MUSINGS In this week’s Diary of a Home Bird, Ciara Galvin discovers why all passwords are actually four-letter words
Diary of a home bird
Ciara Galvin
THEY said you should never work with animals or children. I say, you should never work with your parents. And by that, I’m talking teaching your parents anything. In my opinion, leave it to the professionals; qualified teachers, lecturers and practitioners.
The female roomie got a new iPad mini for Christmas, courtesy of her other half (I know, we were all pretty impressed by his choice also). Unwrapping it on Christmas Day she had a smile from ear to ear, no doubt thinking of the hours of social media activity she could rack up.
There was only one problem though. How in God’s name do you set up an iPad mini? Enter moi, the technologically challenged baby of the house, to scratch my head through proceedings and pretend like I knew what I was at.
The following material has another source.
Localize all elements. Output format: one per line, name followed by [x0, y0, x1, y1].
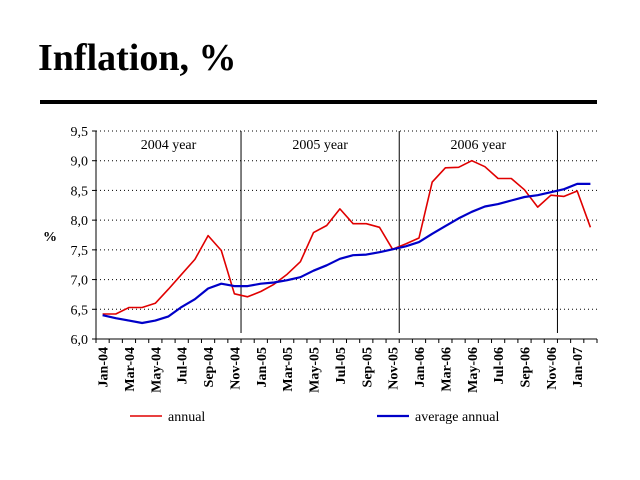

As the Christmas TV specials followed the fate of the jilted at the altar, or someone who found out their pet hamster wasn’t who they thought they were (I realise these may not have been soap storylines, but you never know), I got to work on the iPad.
We stumbled at the first hurdle: a four digit password. A ten-minute conversation ensued about the merits of one set of digit combinations over another. Dates of birth, anniversaries and even the most basic of formations were thrown around the table. All we were missing were plumes of cigarette smoke and a team of political aids for it to feel like we were negotiating the surrender of missiles.
“It’s just four numbers Mam,” I repeated.
Next it was time for the real nitty gritty stuff, more passwords. I agree with the parentals, passwords are a pain in the … well, you know. No sooner have you drilled one into your brain than you’re required to make space for another.
Then there’s the dilemma about using the same password for everything. And you think ‘But then that one account will be hacked, and soon all the accounts will be hacked, and the bank will be ringing wondering why a person with a very exotic name is booking six flights to Antigua on your credit card’.
But hey, at least Apple has put provisions in place for this, yes, in the form of security questions to make sure you are who you say you are. This is when the cracks began to show in Madre’s smile. ‘What was the name of your first pet?’ I dutifully asked, and ‘What’s the name of the first street you lived on?’.
As time ticked by I knew I was facing another challenge: Setting up an ‘Apple ID’ – the unique ID you can use to basically do everything you want on a device, from downloading an app or a song to simply using the tablet.
Why I got landed with this job is beyond me – heck, I’m the one that was hacked three years ago and hasn’t been able to download an App since. So ya, here I am, setting up the female roomie’s iPad when I can’t even download ‘Angry Birds’ on my swanky iPhone 6.
The good news is we got it up and running and she could be currently reading this online. (Hi mam.) Still, I’d pick negotiating the handover of weapons of mass destruction any day.
In her fortnightly Diary of a Home Bird column, Ciara Galvin reveals the trials and tribulations of a twenty-something year old trying to get used to living away from her parents.